Beginning with Speaker Nancy Pelosi’s formal announcement of an impeachment investigation in late September, it took 77 days for the House to produce articles of impeachment resulting from President Trump’s shakedown scheme with the Ukrainian government.
House Democratic staffers worked through the night to put the finishing touches on articles of impeachment. On Tuesday morning, Democratic leaders unveiled two draft articles.
The first accuses Trump of abusing his power for conditioning a White House meeting and $391 million in security aid on Ukraine announcing investigations that would hurt Trump’s U.S. rivals and benefit his reelection. The second draft article accuses Trump of obstructing Congress’ investigation into Trump’s Ukraine plot by refusing to allow key witnesses to testify and not providing a single document in response to legal subpoenas issued by Congress.
“The integrity of our next election is at risk from a president who has already sought foreign interference in the 2016 and 2020 elections and who consistently puts himself above country,” Rep. Jerry Nadler (D-N.Y.), chairman of the Judiciary Committee, said at a press conference on Capitol Hill. “That’s why we must act now.”
Rep. Adam Schiff (D-Calif.), chairman of the Intelligence Committee, called the evidence of Trump’s impeachment conduct “overwhelming and uncontested.” He also responded to critics who said the impeachment process moved too fast and didn’t do enough to obtain key documents or witness testimony. Schiff countered that it took eight months to get a single lower court decision that former White House Counsel Don McGahn, a potential witness in the impeachment inquiry, did not have absolute immunity from testifying. Schiff said Congress couldn’t wait another eight months to overturn a future claim of immunity by McGahn or any other witness.

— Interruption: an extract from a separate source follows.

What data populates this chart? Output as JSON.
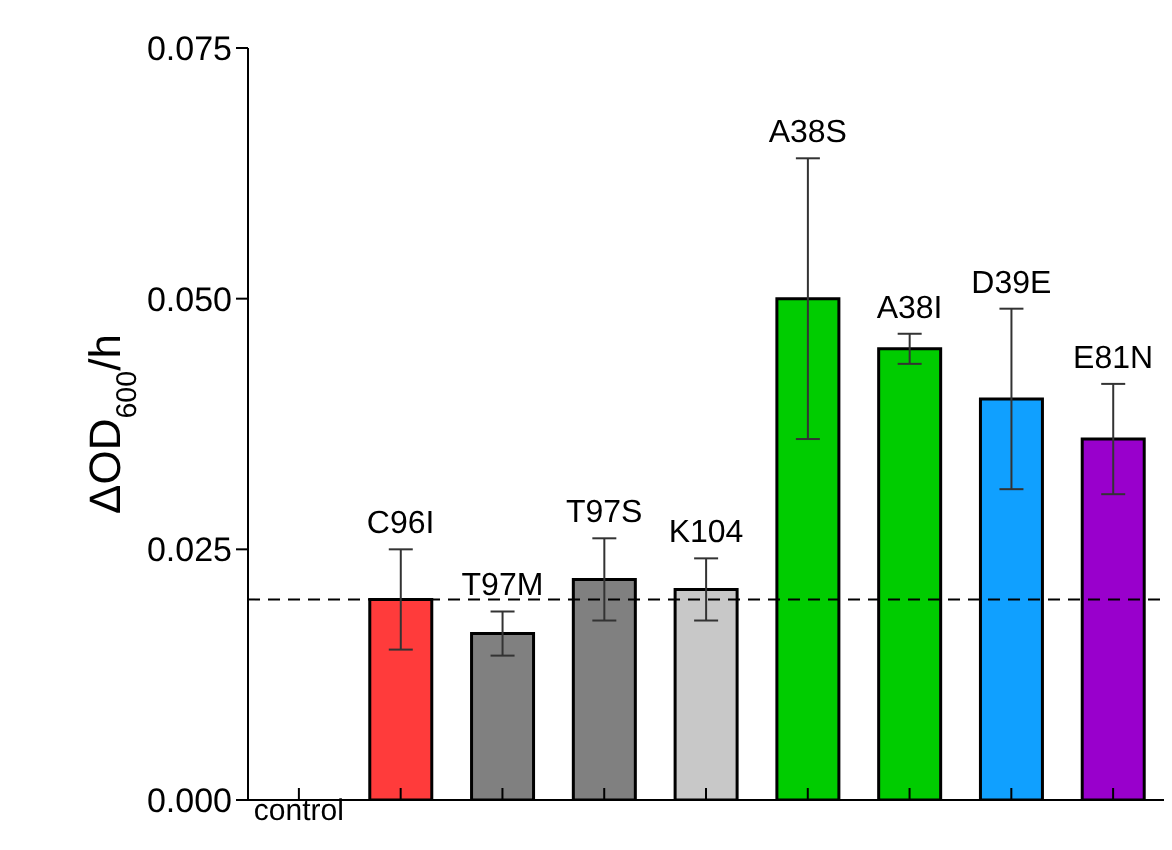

“The argument ‘Why don’t you just wait?’ amounts to this: Why don’t just let him in cheat in one more election?” Schiff said. “Why not let him cheat just one more time? Why not let him have foreign help one more time?”
The articles introduced Tuesday bear a striking resemblance to those brought against Richard Nixon in in the summer of 1974. Nixon was accused in three articles of impeachment of abusing his power, obstructing justice, and defying a lawful House subpoena.
In Nixon’s case, the articles were approved by the Judiciary Committee with bipartisan support. That’s almost surely not going to happen in Trump’s case. The Democratic-run Judiciary Committee is set to vote on the articles on Thursday and expected to pass them on a party-line vote.
Here’s what happens next: After the Judiciary Committee considers and votes on any articles of impeachment, the action will move to the House floor. After a debate of some period — the House took two days to deliberate over President Bill Clinton’s impeachment articles — the House will take a final vote on the articles. Democrats control the House and have the numbers to approve the articles, even if a dozen or so Democrats vote no.
The Nixon impeachment, of course, never got that far. Nixon resigned on August 9, 1974, before the full House of Representatives got the chance to vote on whether to impeach him. Trump will surely do no such thing. Democrats say they plan to hold a final impeachment vote before they leave Washington for the year on December 20.
A House-approved impeachment does not remove the president from office or put him in jail — it is essentially a charging document, a political indictment. The action then moves to the U.S. Senate, which has blocked off all of January for what could be the third impeachment trial in the country’s history. It would take a two-thirds majority in the Senate to convict Trump and remove him from office. Barring a mass defection by Senate Republicans, that isn’t going to happen, and the impeachment process will end with an acquittal for the president.